I.K.: C’est un club qui nous ressemble, en fait. Aucun de nous deux n’est passé par des centres de formation. Donc, les petites galères ne changent pas vraiment nos habitudes de toujours.
T.T.: Quand tu prends ta douche, si quelqu’un appuie en même temps que toi pour avoir de l’eau, il n’y a plus de pression. C’est l’Union, c’est comme ça (il sourit). Disons que pour un José Rodriguez, qui avait fait toute sa formation au Real Madrid, ça n’a pas été facile (NDLR: l’Espagnol a rompu son contrat le 15 février dernier, après seulement six mois passés à l’Union).
I.K.: Je crois que tout le monde s’intègre bien à ça, au final.
T.T.: Et puis, le club fait beaucoup d’efforts pour améliorer nos conditions. Au début, notre bain froid, c’était un bateau gonflable dans lequel on mettait un peu d’eau et des glaçons. Maintenant, ils en ont acheté un vrai. Peu à peu, ça évolue. Je pense que le plus difficile pour les nouveaux venus d’un grand club, c’est qu’ils voient les installations, se disent que c’est un petit club et que donc, ils joueront. Or, c’est un petit club, mais avec une grande équipe!
Karel Geraerts est votre quatrième coach depuis votre arrivée. Que retenez-vous de chacun?
I.K.: Luka Elsner était vraiment très discipliné. Il fallait que tout soit carré. On avait parfois deux séances par jour, par exemple, et ça ne rigolait pas. Je me souviens d’un soir où on dormait au centre d’entraînement: je suis sorti de ma chambre pour me brosser les dents et pour lui, il était déjà trop tard. Le lendemain à la vidéo, il nous a fait la morale. Ensuite, Christiansen… Tu veux enchaîner, Teddy?

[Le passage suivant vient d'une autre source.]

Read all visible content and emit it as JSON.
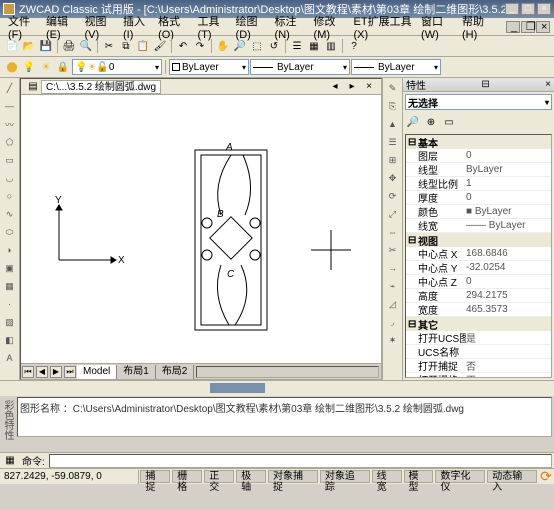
{
  "title": "ZWCAD Classic 试用版 - [C:\\Users\\Administrator\\Desktop\\图文教程\\素材\\第03章 绘制二维图形\\3.5.2  绘制圆弧.dwg]",
  "menu": [
    "文件(F)",
    "编辑(E)",
    "视图(V)",
    "插入(I)",
    "格式(O)",
    "工具(T)",
    "绘图(D)",
    "标注(N)",
    "修改(M)",
    "ET扩展工具(X)",
    "窗口(W)",
    "帮助(H)"
  ],
  "doc_tab": "C:\\...\\3.5.2  绘制圆弧.dwg",
  "layer_combo": "ByLayer",
  "linetype_combo": "ByLayer",
  "layer0": "0",
  "sheet_tabs": [
    "Model",
    "布局1",
    "布局2"
  ],
  "cmd_history": "图形名称 ：C:\\Users\\Administrator\\Desktop\\图文教程\\素材\\第03章 绘制二维图形\\3.5.2  绘制圆弧.dwg",
  "cmd_prompt": "命令:",
  "coords": "827.2429, -59.0879, 0",
  "status_btns": [
    "捕捉",
    "栅格",
    "正交",
    "极轴",
    "对象捕捉",
    "对象追踪",
    "线宽",
    "模型",
    "数字化仪",
    "动态输入"
  ],
  "prop": {
    "title": "特性",
    "noselect": "无选择",
    "groups": {
      "basic": {
        "label": "基本",
        "rows": [
          {
            "k": "图层",
            "v": "0"
          },
          {
            "k": "线型",
            "v": "ByLayer"
          },
          {
            "k": "线型比例",
            "v": "1"
          },
          {
            "k": "厚度",
            "v": "0"
          },
          {
            "k": "颜色",
            "v": "■ ByLayer"
          },
          {
            "k": "线宽",
            "v": "—— ByLayer"
          }
        ]
      },
      "view": {
        "label": "视图",
        "rows": [
          {
            "k": "中心点 X",
            "v": "168.6846"
          },
          {
            "k": "中心点 Y",
            "v": "-32.0254"
          },
          {
            "k": "中心点 Z",
            "v": "0"
          },
          {
            "k": "高度",
            "v": "294.2175"
          },
          {
            "k": "宽度",
            "v": "465.3573"
          }
        ]
      },
      "other": {
        "label": "其它",
        "rows": [
          {
            "k": "打开UCS图标",
            "v": "是"
          },
          {
            "k": "UCS名称",
            "v": ""
          },
          {
            "k": "打开捕捉",
            "v": "否"
          },
          {
            "k": "打开栅格",
            "v": "否"
          }
        ]
      }
    }
  },
  "axis": {
    "x": "X",
    "y": "Y"
  },
  "door_labels": {
    "a": "A",
    "b": "B",
    "c": "C"
  },
  "side_label": "彩色特性"
}
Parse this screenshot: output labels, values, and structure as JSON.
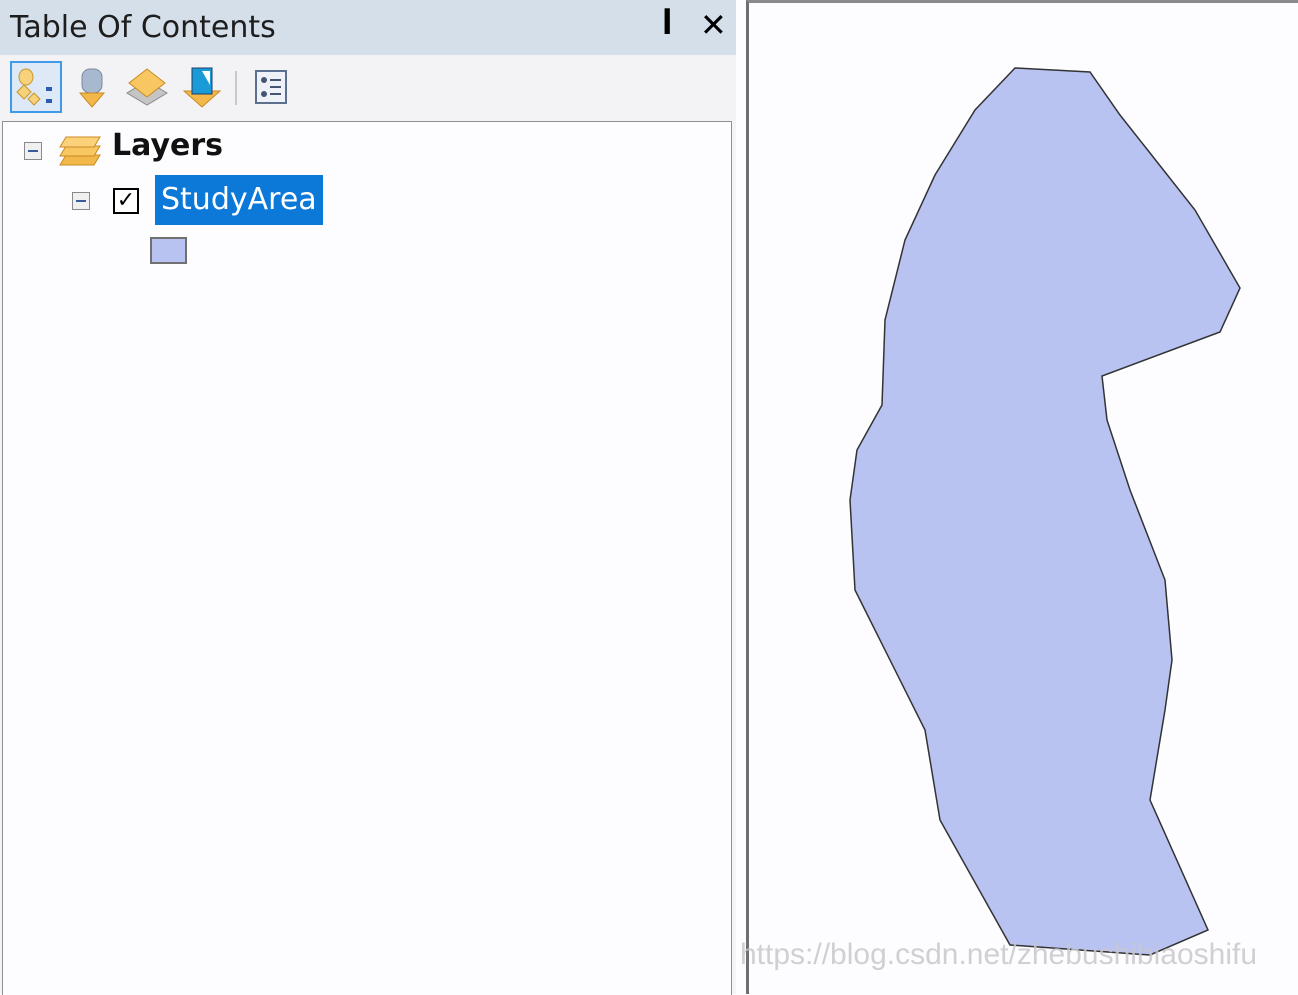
{
  "toc": {
    "title": "Table Of Contents",
    "pin_icon": "pin-icon",
    "close_icon": "close-icon",
    "toolbar": [
      "list-by-drawing-order",
      "list-by-source",
      "list-by-visibility",
      "list-by-selection",
      "options"
    ],
    "tree": {
      "root_label": "Layers",
      "layer": {
        "name": "StudyArea",
        "checked": true,
        "symbol_color": "#b8c3f2"
      }
    }
  },
  "map": {
    "fill_color": "#b8c3f2",
    "outline_color": "#333333"
  },
  "watermark": "https://blog.csdn.net/zhebushibiaoshifu",
  "colors": {
    "selection": "#0c78d8",
    "titlebar": "#d4dfea"
  }
}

T.T.: Non, pour le moment, je suis d’accord avec toi, je le dirai si ce n’est pas le cas. Je t’écoute.
I.K.: Christiansen, on sentait qu’il aimait le beau jeu. Le ballon et la technique. Il jouait avec nous dans les toros (NDLR: un jeu de conservation du ballon entre plusieurs joueurs, avec un ou des chasseurs au milieu) pour nous montrer comment faire. Felice Mazzù insistait plutôt sur le fait qu’on forme un bloc compact, il voulait qu’on soit bien défensivement avant d’attaquer. Et maintenant, Karel Geraerts, je crois qu’il a appris de ce qu’il avait vu en tant qu’adjoint de Christiansen et de Felice, et qu’il essaie de faire un petit mix. Il insiste plus que Felice sur l’importance d’avoir le ballon, mais tout autant sur le fait d’être compact.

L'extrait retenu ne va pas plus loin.